Transforming guided waves with metamaterial waveguide cores
Paper in proceedings, 2016
Metamaterials make use of subwavelength building blocks to enhance our control on the propagation of light. To determine the required material properties for a given functionality, i.e., a set of desired light flows inside a metamaterial device, metamaterial designs often rely on a geometrical design tool known as transformation optics. In recent years, applications in integrated photonics motivated several research groups to develop two-dimensional versions of transformation optics capable of routing surface waves along graphene-dielectric and metal-dielectric interfaces.
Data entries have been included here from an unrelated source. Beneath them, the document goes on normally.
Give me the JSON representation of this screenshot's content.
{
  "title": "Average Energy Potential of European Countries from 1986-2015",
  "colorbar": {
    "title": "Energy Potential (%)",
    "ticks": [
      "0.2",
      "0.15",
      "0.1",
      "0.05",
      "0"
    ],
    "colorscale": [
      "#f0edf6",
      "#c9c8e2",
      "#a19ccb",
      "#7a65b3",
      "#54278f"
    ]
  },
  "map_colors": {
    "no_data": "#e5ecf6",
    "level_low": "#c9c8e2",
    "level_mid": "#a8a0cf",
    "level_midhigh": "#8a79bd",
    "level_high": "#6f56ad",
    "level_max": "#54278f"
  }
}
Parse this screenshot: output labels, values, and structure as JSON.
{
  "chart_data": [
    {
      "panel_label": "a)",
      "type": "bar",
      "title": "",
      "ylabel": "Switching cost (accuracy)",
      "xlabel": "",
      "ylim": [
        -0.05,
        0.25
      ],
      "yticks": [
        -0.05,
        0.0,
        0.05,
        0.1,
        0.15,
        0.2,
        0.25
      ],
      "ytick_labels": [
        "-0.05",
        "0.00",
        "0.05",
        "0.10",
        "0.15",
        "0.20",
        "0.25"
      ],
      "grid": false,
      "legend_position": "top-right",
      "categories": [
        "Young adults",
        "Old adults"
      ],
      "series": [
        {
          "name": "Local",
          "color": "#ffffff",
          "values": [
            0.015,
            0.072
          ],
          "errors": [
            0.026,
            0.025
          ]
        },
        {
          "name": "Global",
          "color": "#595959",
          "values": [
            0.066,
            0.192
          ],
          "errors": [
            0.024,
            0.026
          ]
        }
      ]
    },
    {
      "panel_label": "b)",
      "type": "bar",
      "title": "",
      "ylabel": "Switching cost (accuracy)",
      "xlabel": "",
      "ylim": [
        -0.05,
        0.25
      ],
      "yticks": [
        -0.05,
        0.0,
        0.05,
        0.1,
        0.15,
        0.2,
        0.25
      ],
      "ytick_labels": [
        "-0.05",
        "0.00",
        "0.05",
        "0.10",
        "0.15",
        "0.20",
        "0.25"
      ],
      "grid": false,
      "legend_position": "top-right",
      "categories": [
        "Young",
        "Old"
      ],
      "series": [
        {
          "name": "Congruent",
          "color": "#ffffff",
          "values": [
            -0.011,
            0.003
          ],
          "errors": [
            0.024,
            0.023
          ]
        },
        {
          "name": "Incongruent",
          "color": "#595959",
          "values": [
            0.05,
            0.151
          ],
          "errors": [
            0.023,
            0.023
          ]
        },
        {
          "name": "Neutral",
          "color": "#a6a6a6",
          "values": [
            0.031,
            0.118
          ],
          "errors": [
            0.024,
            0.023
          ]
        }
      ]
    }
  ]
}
Although guided electromagnetic waves are highly relevant to applications in integrated optics, no consistent transformation-optical framework has so far been developed for slab waveguides. Indeed, the conventional application of transformation optics to dielectric slab waveguides leads to bulky three-dimensional devices with metamaterial implementations both inside and outside of the waveguide's core. In this contribution, we develop a transformation-optical framework that still results in thin metamaterial waveguide devices consisting of a nonmagnetic metamaterial core of varying thickness [Phys. Rev. B 93.8, 085429 (2016)]. We numerically demonstrate the effectiveness and versatility of our equivalence relations with three crucial functionalities: a beam bender, a beam splitter and a conformal lens. Our devices perform well on a qualitative (comparison of fields) and quantitative (comparison of transmitted power) level compared to their bulky counterparts. As a result, the geometrical toolbox of transformation optics may lead to a plethora of integrated metamaterial devices to route guided waves along optical chips.